Frosty wind from her teammate’s spin brushes past then 7th grader Sophia Chen’s face as she begins to gain momentum on the ice for her next spin jump. After months of team training, off-ice practices and strength conditioning, her team competed in Ice Sports Industry Worlds in Minneapolis, Minnesota — Sophia’s first competition as a synchronized skater. 

“My feelings of skating have been very consistent since I started,” now senior Sophia said. “The exhilaration and joy I feel when I’m on the ice has honestly remained the same since when I first started the sport. There was just some connection I had to the ice, and I never wanted to step off as soon as I stepped onto it.”

When she was younger, Sophia recalls being envious of her friends who were allowed to host their birthday parties at the ice rink, often begging her parents to let her do the same. At 7 years old when she convinced her mom to sign her up for classes, she trained as a solo skater. 

However, Sophia endured an injury on her right foot that hindered her ability to do jumps with more than one rotation when she was 11 years old. Understanding that synchronized skating would be less physically demanding than the heightened pressure she faced as a solo skater, she decided to join a team in San Jose. Since synchronized skating places more emphasis on team elements, Sophia describes the change as “less of a challenge.”   

To improve her skating techniques, Sophia dedicates 16 hours per week practicing at the rink, a level of commitment that has steadily increased since the beginning of her skating journey. Being left-footed also presented various challenges with choreography when Sophia joined synchronized skating, as the sport is dominated by right-footed skaters. She had to relearn figure skating from the start, which she describes as a “difficult transition” since she had to force her body to rotate in opposite directions and spin on a different foot.

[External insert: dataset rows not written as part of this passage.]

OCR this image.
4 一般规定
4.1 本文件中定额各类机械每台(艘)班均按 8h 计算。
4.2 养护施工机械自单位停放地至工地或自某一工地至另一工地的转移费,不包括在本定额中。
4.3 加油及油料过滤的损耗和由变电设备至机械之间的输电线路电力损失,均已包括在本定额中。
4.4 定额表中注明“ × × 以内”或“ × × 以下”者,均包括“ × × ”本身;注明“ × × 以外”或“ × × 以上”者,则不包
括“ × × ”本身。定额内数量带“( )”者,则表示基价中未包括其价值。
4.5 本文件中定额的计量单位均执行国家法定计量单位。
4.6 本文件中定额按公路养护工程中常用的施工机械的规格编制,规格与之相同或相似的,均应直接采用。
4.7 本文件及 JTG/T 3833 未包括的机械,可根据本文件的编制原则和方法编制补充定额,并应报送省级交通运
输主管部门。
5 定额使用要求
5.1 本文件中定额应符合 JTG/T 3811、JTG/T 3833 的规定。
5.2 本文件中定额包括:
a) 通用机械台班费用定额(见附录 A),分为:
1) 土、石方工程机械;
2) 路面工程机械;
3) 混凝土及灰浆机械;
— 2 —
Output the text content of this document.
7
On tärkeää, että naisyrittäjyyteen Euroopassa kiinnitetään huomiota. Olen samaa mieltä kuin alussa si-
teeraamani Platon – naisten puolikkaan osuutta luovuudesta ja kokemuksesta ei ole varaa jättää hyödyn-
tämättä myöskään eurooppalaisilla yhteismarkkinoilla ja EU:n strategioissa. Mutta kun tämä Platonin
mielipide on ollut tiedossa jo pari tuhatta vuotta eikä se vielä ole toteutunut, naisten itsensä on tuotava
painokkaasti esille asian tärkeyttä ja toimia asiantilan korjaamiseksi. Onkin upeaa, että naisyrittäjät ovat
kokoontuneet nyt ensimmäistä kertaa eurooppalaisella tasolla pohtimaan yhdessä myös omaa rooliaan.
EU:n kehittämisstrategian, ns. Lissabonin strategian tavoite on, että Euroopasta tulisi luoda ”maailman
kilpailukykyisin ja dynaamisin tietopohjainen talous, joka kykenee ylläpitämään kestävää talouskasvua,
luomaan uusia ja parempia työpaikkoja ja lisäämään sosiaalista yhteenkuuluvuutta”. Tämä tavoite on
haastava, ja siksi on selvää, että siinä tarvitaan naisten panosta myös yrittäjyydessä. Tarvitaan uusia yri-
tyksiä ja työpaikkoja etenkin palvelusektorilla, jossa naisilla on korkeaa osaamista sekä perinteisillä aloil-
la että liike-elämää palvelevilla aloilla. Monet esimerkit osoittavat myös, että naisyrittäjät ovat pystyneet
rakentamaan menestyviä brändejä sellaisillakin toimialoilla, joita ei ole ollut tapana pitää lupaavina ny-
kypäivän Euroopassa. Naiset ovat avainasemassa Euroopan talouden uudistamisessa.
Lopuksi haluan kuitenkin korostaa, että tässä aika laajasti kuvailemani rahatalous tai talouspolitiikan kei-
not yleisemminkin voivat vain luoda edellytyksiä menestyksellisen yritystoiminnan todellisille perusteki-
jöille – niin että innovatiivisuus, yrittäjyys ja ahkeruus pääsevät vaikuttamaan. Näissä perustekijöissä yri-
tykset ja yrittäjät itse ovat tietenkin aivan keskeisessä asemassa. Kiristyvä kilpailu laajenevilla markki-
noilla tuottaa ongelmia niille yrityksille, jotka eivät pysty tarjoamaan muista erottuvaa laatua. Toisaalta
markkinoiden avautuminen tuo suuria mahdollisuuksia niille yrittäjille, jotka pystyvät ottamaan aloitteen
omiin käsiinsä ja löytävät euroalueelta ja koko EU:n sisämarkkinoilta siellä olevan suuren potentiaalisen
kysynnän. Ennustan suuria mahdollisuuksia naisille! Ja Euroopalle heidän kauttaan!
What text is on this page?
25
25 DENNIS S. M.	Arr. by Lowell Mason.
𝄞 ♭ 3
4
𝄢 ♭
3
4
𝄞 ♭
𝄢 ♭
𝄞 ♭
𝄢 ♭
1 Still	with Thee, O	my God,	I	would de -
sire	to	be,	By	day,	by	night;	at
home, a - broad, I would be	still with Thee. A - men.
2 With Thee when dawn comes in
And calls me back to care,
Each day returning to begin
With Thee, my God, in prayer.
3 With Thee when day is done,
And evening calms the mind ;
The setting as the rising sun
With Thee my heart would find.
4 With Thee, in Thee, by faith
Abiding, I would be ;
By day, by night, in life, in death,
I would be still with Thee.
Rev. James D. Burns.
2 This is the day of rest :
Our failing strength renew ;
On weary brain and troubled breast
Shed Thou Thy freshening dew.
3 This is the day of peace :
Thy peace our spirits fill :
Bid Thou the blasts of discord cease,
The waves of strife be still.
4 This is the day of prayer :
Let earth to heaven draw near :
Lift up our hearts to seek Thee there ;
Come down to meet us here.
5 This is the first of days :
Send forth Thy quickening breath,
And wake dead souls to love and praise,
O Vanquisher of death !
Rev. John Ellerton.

In addition to Sophia, junior Yvonne Chen (no relation) also enjoys figure skating every week. Yvonne practices at the Cupertino Ice Center recreationally, which she started in fifth grade after watching the U.S. Figure Skating Championships. In hopes of refining her moves, especially her spins, she originally practiced about four times a week, as she is “really passionate” about the sport. Now, since she is busier with school, she goes to the rink once a week.

Graphic by Lillian Wang and Matthew Yoshimoto

“When you’re skating, the air, the wind, I like the feeling of being in the ice rink and being in the cold,” Yvonne said. “It’s really satisfying after you’re able to do a bunch of moves. Whenever I’m struggling with being able to get it right and then doing it perfectly, it’s a really nice feeling.”

Sophomore Jasmine Tjon agrees that mastering a skill is a “really big step” because it is often difficult to keep a positive mindset while practicing the same skill over and over. Since Tjon is a solo skater, she describes the differences between individual and team sports, sharing that it was “challenging to try to find how [she] could make [herself] not depend on others.” However, when she started figure skating in fifth grade, she immediately felt connected to the sport. 

“It is my way of expressing myself and releasing all my stress,” Tjon said. “When you’re moving around, you don’t really think — you are just moving. It’s not like walking [where] you have to put effort into taking steps — you [glide across the ice] with just one step.”

Tjon shares that seeing others on social media executing complex tricks makes her more intrigued to continue the sport. Likewise, Sophia mentions that figure skating was the first sport that she wanted to pursue.

“Synchronized skating is my passion,” Sophia said. “I’ve practically grown up with a lot of my teammates too, so I think our bond, the team camaraderie is very close. We all trust one another. Our coaches used to say, it doesn’t matter how good an individual skater is, you have to work together as a team. And I think the fact that my teammates and I trust each other both on and off the ice is basically the foundation of our success as a team.”